In September researchers at the University of Oxford used scans from the Human Connectome Project of 460 people’s brains in a resting state to explore which parts of the brain communicate with each other when we are at rest. Again, the results hinted at personal differences in the resting state – this time linked to life skills and experiences. The strength of the connections between different parts of the brain varies with the strength of a person’s memory, their years of education and their physical endurance. It is as though parts of the brain remain connected when our mind wanders just in case we need them to do something.

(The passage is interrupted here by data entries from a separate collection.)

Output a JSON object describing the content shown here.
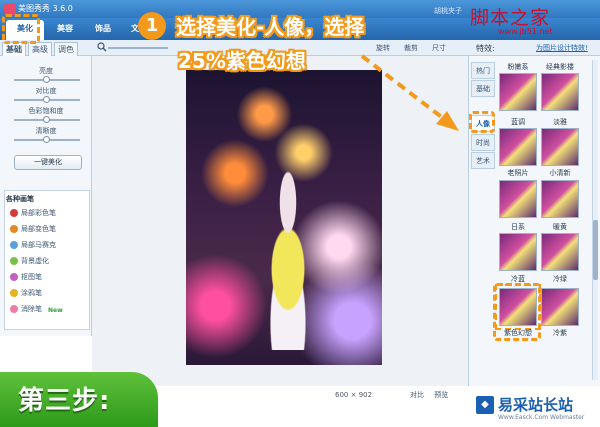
{
  "window": {
    "title": "美图秀秀 3.6.0",
    "user": "胡桃夹子"
  },
  "menu": {
    "tabs": [
      {
        "label": "美化",
        "active": true
      },
      {
        "label": "美容",
        "active": false
      },
      {
        "label": "饰品",
        "active": false
      },
      {
        "label": "文字",
        "active": false
      }
    ]
  },
  "brand": {
    "name": "脚本之家",
    "url": "www.jb51.net"
  },
  "subtabs": [
    {
      "label": "基础",
      "active": true
    },
    {
      "label": "高级"
    },
    {
      "label": "调色"
    }
  ],
  "toolbar": {
    "rotate": "旋转",
    "crop": "裁剪",
    "resize": "尺寸"
  },
  "adjustments": [
    {
      "label": "亮度"
    },
    {
      "label": "对比度"
    },
    {
      "label": "色彩饱和度"
    },
    {
      "label": "清晰度"
    }
  ],
  "one_key_button": "一键美化",
  "brushes": {
    "title": "各种画笔",
    "items": [
      "局部彩色笔",
      "局部变色笔",
      "局部马赛克",
      "背景虚化",
      "抠图笔",
      "涂鸦笔",
      "消除笔"
    ],
    "new_badge": "New"
  },
  "effects": {
    "header": "特效:",
    "link": "为图片设计特效!",
    "categories": [
      {
        "label": "热门",
        "active": false
      },
      {
        "label": "基础",
        "active": false
      },
      {
        "label": "人像",
        "active": true
      },
      {
        "label": "时尚",
        "active": false
      },
      {
        "label": "艺术",
        "active": false
      }
    ],
    "items": [
      "粉嫩系",
      "经典影楼",
      "蓝调",
      "淡雅",
      "老照片",
      "小清新",
      "日系",
      "暖黄",
      "冷蓝",
      "冷绿",
      "紫色幻想",
      "冷紫"
    ],
    "selected": "紫色幻想"
  },
  "status": {
    "width": "600",
    "x": "×",
    "height": "902",
    "compare": "对比",
    "preview": "预览"
  },
  "annotation": {
    "number": "1",
    "line1": "选择美化-人像，选择",
    "line2": "25%紫色幻想"
  },
  "step_banner": "第三步:",
  "watermark": {
    "name": "易采站长站",
    "url": "Www.Easck.Com Webmaster"
  },
  "colors": {
    "accent": "#f39a1c",
    "chrome": "#2e74be",
    "step_green": "#3fae26",
    "brand_red": "#c8102e"
  }
}
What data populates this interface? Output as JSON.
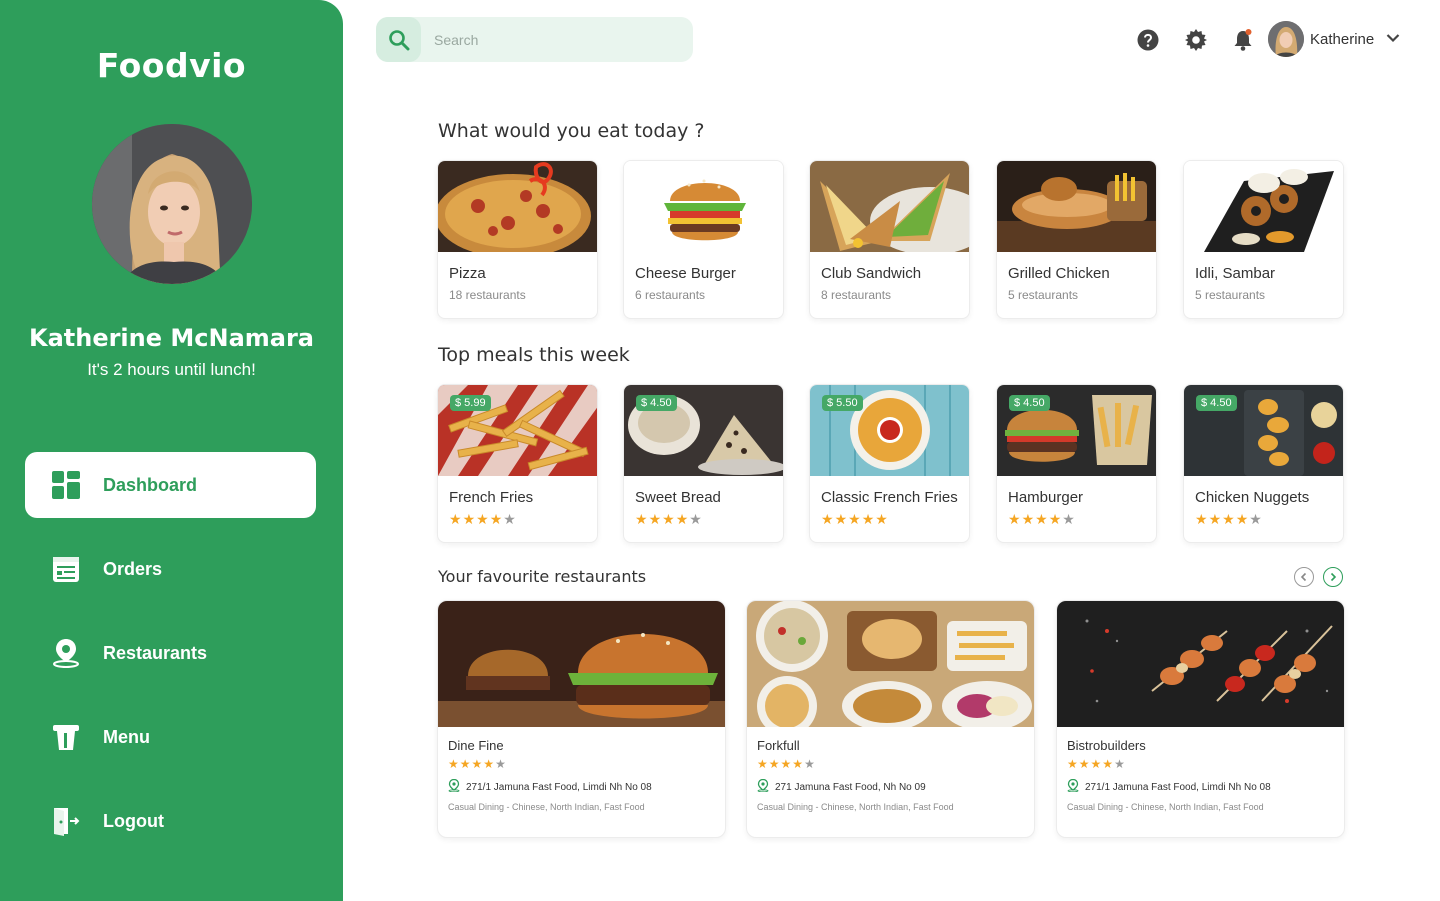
{
  "brand": "Foodvio",
  "profile": {
    "name": "Katherine McNamara",
    "subtitle": "It's 2 hours until lunch!"
  },
  "nav": [
    {
      "label": "Dashboard",
      "icon": "dashboard-icon",
      "active": true
    },
    {
      "label": "Orders",
      "icon": "orders-icon",
      "active": false
    },
    {
      "label": "Restaurants",
      "icon": "location-pin-icon",
      "active": false
    },
    {
      "label": "Menu",
      "icon": "menu-icon",
      "active": false
    },
    {
      "label": "Logout",
      "icon": "logout-icon",
      "active": false
    }
  ],
  "search": {
    "placeholder": "Search",
    "value": ""
  },
  "header": {
    "user_name": "Katherine"
  },
  "sections": {
    "eat_today": "What would you eat today ?",
    "top_meals": "Top meals this week",
    "favourites": "Your favourite restaurants"
  },
  "categories": [
    {
      "name": "Pizza",
      "count": "18 restaurants"
    },
    {
      "name": "Cheese Burger",
      "count": "6 restaurants"
    },
    {
      "name": "Club Sandwich",
      "count": "8 restaurants"
    },
    {
      "name": "Grilled Chicken",
      "count": "5 restaurants"
    },
    {
      "name": "Idli, Sambar",
      "count": "5 restaurants"
    }
  ],
  "meals": [
    {
      "name": "French Fries",
      "price": "$ 5.99",
      "rating": 4
    },
    {
      "name": "Sweet Bread",
      "price": "$ 4.50",
      "rating": 4
    },
    {
      "name": "Classic French Fries",
      "price": "$ 5.50",
      "rating": 5
    },
    {
      "name": "Hamburger",
      "price": "$ 4.50",
      "rating": 4
    },
    {
      "name": "Chicken Nuggets",
      "price": "$ 4.50",
      "rating": 4
    }
  ],
  "restaurants": [
    {
      "name": "Dine Fine",
      "rating": 4,
      "address": "271/1 Jamuna Fast Food, Limdi Nh No 08",
      "category": "Casual Dining - Chinese, North Indian, Fast Food"
    },
    {
      "name": "Forkfull",
      "rating": 4,
      "address": "271 Jamuna Fast Food,  Nh No 09",
      "category": "Casual Dining - Chinese, North Indian, Fast Food"
    },
    {
      "name": "Bistrobuilders",
      "rating": 4,
      "address": "271/1 Jamuna Fast Food, Limdi Nh No 08",
      "category": "Casual Dining - Chinese, North Indian, Fast Food"
    }
  ],
  "colors": {
    "primary": "#2e9e5b",
    "star": "#f5a623",
    "badge": "#45a866"
  }
}
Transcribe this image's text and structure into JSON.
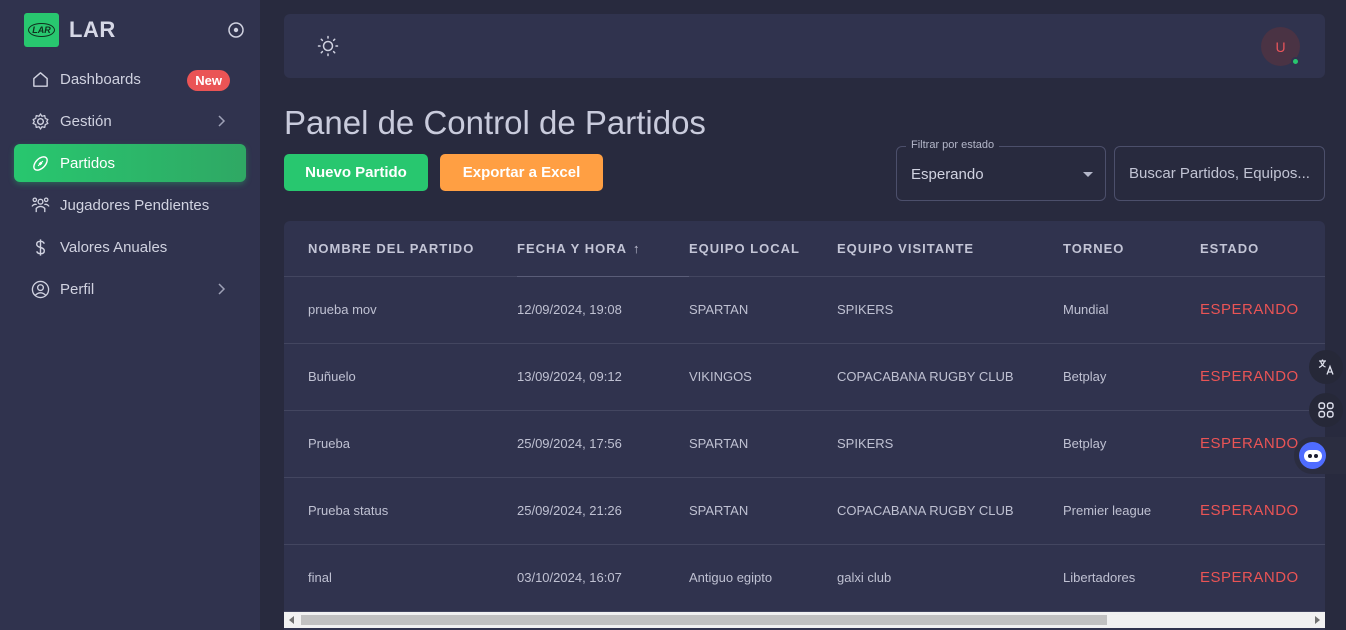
{
  "brand": {
    "name": "LAR",
    "logo_text": "LAR"
  },
  "sidebar": {
    "items": [
      {
        "label": "Dashboards",
        "icon": "home-icon",
        "badge": "New"
      },
      {
        "label": "Gestión",
        "icon": "gear-icon",
        "has_submenu": true
      },
      {
        "label": "Partidos",
        "icon": "football-icon",
        "active": true
      },
      {
        "label": "Jugadores Pendientes",
        "icon": "users-icon"
      },
      {
        "label": "Valores Anuales",
        "icon": "dollar-icon"
      },
      {
        "label": "Perfil",
        "icon": "user-circle-icon",
        "has_submenu": true
      }
    ]
  },
  "topbar": {
    "theme_icon": "sun-icon",
    "avatar_initial": "U",
    "status": "online"
  },
  "page": {
    "title": "Panel de Control de Partidos",
    "new_button": "Nuevo Partido",
    "export_button": "Exportar a Excel",
    "filter": {
      "label": "Filtrar por estado",
      "value": "Esperando"
    },
    "search": {
      "placeholder": "Buscar Partidos, Equipos..."
    }
  },
  "table": {
    "columns": [
      "NOMBRE DEL PARTIDO",
      "FECHA Y HORA",
      "EQUIPO LOCAL",
      "EQUIPO VISITANTE",
      "TORNEO",
      "ESTADO"
    ],
    "sort_column": "FECHA Y HORA",
    "sort_direction": "asc",
    "rows": [
      [
        "prueba mov",
        "12/09/2024, 19:08",
        "SPARTAN",
        "SPIKERS",
        "Mundial",
        "ESPERANDO"
      ],
      [
        "Buñuelo",
        "13/09/2024, 09:12",
        "VIKINGOS",
        "COPACABANA RUGBY CLUB",
        "Betplay",
        "ESPERANDO"
      ],
      [
        "Prueba",
        "25/09/2024, 17:56",
        "SPARTAN",
        "SPIKERS",
        "Betplay",
        "ESPERANDO"
      ],
      [
        "Prueba status",
        "25/09/2024, 21:26",
        "SPARTAN",
        "COPACABANA RUGBY CLUB",
        "Premier league",
        "ESPERANDO"
      ],
      [
        "final",
        "03/10/2024, 16:07",
        "Antiguo egipto",
        "galxi club",
        "Libertadores",
        "ESPERANDO"
      ]
    ]
  },
  "colors": {
    "accent_green": "#28c76f",
    "accent_orange": "#ff9f43",
    "status_red": "#ea5455",
    "background": "#282a3e",
    "panel": "#30334e"
  }
}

The discovery of the resting state also has the potential to change the way we each feel about our brains
Scientifically, the discovery that the brain is never truly at rest could help make sense of a longstanding mystery: why does the brain uses 20% of body’s energy when the activities we know it performs should need only need about 5%? Marcus Raichle has labelled the missing 15% the brain’s “dark energy” – resting state activity might account for some of this discrepancy.
The discovery of the resting state also has the potential to change the way we each feel about our brains. We know how hard it is to empty our minds. We know how our minds have a frustrating tendency to wander even when we don’t want them to. But the emerging picture suggests these quirks might actually be beneficial – even if they do prevent us from finishing a task in time to meet a deadline. In other words, perhaps it’s time to celebrate the virtues of an idle mind.